The government’s implementation of Section 56 of the Data Protection Act 1998, expected this month, has been delayed due to an unspecified “technical issue” according to the Ministry of Justice. The department says it is working urgently to resolve the problem and “remains committed to making the practice of enforced subject access illegal”.

Section 56 makes it an offence for employers to require individuals to make data subject access requests in order to provide the employer with evidence of whether or not they have a criminal record. Employers can only ask the Disclosure and Barring service for a criminal record check where the person concerned would be working with children or vulnerable adults, or where the job requires a high level of public responsibility (for example, doctors and lawyers). Ellen Temperton, a partner at Lewis Silkin, says the implementation of the provision “could have a wide-reaching effect on the recruitment practices of many employers.”

Case round-up

The trade union Unite has said it will not appeal the Employment Appeal Tribunal’s decision in the overtime holiday pay case, Bear Scotland v Fulton. The EAT’s judgment imposed limitations on a worker’s right to bring historic claims for underpayments as a series of unlawful deductions.

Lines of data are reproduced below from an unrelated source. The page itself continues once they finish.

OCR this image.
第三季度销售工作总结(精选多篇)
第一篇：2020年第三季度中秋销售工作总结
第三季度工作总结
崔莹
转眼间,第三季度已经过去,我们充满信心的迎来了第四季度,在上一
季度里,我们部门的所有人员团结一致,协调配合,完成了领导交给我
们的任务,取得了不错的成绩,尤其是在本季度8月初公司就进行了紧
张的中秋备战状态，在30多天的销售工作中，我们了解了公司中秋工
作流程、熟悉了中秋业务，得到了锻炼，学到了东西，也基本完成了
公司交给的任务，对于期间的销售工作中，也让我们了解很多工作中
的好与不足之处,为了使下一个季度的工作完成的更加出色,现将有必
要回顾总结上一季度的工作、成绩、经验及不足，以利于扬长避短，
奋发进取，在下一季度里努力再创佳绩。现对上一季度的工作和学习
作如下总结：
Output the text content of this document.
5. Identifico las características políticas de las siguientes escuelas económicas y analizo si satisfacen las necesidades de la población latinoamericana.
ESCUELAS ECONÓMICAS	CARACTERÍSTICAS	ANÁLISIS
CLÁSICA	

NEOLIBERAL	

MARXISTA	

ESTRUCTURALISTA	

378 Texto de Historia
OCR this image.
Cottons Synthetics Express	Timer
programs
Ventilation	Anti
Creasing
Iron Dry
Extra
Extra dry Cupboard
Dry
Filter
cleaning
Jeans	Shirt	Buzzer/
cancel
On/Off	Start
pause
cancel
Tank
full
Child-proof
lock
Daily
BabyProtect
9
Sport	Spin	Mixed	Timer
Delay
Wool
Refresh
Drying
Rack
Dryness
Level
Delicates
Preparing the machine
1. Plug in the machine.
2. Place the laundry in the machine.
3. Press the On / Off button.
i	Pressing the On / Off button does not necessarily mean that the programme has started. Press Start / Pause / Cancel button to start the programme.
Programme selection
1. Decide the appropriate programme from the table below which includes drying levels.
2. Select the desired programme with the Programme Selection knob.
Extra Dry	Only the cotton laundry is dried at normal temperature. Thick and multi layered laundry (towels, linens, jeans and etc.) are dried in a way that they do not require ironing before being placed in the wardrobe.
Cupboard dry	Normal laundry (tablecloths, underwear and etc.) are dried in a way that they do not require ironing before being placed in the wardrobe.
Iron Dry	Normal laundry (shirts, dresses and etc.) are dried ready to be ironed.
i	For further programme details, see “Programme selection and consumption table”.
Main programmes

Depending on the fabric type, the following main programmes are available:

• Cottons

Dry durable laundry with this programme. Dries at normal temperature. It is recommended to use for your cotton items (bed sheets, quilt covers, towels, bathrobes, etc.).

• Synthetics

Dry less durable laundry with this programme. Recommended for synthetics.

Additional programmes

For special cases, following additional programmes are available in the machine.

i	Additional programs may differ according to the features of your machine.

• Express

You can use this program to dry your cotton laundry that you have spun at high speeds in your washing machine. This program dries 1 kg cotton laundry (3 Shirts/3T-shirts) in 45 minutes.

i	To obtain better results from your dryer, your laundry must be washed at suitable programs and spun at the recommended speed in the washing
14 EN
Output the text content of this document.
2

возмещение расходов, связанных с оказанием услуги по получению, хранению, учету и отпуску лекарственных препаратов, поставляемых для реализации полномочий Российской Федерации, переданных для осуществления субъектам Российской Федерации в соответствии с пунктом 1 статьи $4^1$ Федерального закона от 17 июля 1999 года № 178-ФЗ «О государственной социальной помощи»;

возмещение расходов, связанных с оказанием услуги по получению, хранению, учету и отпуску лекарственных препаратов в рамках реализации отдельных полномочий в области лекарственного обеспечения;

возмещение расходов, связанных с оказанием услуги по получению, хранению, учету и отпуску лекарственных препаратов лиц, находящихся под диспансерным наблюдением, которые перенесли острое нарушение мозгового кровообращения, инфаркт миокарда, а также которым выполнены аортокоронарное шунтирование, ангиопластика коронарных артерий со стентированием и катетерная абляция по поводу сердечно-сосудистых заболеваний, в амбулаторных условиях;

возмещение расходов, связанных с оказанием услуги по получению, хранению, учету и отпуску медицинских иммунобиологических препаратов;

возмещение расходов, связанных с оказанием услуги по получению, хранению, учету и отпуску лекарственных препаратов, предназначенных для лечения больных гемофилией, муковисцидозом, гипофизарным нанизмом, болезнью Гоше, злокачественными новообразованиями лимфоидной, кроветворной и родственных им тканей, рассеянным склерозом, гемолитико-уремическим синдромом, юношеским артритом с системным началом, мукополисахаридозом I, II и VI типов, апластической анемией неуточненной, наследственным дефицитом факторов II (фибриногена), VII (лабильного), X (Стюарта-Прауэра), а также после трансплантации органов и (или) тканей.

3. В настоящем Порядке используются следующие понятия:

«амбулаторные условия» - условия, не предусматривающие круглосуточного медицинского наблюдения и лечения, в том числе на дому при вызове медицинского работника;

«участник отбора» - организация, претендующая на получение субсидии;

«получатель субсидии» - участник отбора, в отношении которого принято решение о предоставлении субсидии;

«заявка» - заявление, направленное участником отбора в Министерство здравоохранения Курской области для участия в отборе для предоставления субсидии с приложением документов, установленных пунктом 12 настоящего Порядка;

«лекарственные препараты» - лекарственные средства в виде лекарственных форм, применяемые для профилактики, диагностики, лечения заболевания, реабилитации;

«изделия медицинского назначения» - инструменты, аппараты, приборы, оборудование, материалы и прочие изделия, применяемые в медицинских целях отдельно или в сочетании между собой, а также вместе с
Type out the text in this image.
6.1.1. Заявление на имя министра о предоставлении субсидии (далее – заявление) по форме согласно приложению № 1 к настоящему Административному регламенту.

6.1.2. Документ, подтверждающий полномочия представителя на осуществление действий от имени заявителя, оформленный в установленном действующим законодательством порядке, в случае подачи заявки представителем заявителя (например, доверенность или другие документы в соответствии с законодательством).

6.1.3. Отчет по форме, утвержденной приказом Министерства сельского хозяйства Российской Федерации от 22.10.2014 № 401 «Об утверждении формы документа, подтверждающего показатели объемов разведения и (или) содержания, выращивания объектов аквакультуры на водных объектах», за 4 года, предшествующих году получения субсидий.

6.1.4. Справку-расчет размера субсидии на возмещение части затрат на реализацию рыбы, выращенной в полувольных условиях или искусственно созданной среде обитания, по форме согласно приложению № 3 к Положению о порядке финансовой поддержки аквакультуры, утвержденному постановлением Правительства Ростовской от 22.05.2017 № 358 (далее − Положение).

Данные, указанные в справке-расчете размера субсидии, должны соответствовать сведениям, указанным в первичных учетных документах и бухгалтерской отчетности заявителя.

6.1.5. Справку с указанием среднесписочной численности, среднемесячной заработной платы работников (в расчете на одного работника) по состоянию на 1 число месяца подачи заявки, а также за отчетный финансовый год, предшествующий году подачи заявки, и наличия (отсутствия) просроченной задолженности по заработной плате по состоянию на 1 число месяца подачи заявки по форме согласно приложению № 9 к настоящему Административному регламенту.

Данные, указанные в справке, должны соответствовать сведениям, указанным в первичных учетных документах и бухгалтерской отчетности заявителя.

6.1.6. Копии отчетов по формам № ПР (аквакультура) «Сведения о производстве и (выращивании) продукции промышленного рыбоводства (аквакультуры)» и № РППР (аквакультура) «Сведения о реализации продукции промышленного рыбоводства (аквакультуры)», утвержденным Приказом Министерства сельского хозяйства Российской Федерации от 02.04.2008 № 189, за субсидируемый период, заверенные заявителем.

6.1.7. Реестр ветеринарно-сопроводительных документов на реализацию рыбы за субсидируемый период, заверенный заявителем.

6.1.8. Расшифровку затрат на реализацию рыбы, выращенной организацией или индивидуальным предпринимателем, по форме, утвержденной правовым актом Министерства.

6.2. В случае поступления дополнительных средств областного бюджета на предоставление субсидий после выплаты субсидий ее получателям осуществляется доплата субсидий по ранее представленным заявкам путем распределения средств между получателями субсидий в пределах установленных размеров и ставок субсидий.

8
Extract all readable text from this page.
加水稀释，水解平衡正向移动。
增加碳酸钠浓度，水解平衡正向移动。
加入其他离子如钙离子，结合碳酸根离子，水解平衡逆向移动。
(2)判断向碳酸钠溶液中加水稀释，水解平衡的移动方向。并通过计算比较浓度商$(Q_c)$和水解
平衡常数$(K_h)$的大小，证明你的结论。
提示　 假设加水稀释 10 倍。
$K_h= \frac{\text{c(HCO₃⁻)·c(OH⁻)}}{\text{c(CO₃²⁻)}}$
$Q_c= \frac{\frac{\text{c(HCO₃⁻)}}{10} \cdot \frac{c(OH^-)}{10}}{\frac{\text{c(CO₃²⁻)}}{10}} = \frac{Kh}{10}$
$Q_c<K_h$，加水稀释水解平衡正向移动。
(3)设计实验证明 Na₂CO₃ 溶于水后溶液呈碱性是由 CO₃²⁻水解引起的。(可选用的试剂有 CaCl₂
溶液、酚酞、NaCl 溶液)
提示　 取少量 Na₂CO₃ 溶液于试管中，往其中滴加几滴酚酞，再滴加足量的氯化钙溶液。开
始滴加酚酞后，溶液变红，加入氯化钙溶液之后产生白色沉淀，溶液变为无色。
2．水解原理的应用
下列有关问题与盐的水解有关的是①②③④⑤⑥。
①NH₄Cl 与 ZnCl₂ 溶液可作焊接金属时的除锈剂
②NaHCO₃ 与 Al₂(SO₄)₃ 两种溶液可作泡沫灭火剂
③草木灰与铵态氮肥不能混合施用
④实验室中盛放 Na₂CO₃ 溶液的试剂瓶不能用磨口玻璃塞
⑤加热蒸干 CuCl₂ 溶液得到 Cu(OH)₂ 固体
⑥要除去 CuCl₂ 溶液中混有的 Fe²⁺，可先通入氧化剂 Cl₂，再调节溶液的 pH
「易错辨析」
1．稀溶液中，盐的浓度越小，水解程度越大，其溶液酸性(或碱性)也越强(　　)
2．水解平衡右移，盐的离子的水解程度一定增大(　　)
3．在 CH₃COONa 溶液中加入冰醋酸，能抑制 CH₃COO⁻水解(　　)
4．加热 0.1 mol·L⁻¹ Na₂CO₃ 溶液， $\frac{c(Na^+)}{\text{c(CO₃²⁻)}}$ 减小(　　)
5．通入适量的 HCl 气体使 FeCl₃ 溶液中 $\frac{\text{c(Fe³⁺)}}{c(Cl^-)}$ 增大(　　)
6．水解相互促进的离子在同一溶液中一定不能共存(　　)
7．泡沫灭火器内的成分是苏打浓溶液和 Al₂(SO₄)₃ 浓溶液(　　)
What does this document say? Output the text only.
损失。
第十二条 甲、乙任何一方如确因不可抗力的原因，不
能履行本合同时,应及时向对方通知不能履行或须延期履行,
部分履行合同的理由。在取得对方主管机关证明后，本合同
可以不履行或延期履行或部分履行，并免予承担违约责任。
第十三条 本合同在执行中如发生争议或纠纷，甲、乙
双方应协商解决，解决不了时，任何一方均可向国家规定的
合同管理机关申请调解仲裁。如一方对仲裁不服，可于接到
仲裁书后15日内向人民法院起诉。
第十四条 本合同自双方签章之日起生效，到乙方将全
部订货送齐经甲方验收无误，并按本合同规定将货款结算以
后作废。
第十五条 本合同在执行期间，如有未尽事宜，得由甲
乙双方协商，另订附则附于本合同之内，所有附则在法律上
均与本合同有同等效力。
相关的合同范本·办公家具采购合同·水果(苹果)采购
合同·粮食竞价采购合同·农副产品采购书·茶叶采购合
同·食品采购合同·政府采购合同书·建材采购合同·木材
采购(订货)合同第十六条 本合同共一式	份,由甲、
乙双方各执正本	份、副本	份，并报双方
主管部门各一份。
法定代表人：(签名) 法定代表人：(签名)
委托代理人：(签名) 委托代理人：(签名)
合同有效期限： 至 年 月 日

Glenn Hayes, employment partner at Irwin Mitchell, said the announcement was “surprising as it was widely anticipated that the union would appeal … particularly as the EAT itself conceded that this aspect of its decision was ‘arguable’.

“We now have a bit more clarity in relation to the issue of holiday pay and overtime,” he continued, “but there are still plenty of uncertainties, and other claims are likely to be raised over the coming months and years. Businesses that do not start to adjust their holiday pay calculations could face claims for underpayment of holiday pay in the employment tribunal and should consider taking action now.” The law firm notes that employers can still legitimately refuse to adjust holiday pay where overtime is purely voluntary, ad hoc or where an employee can ‘reasonably’ refuse it.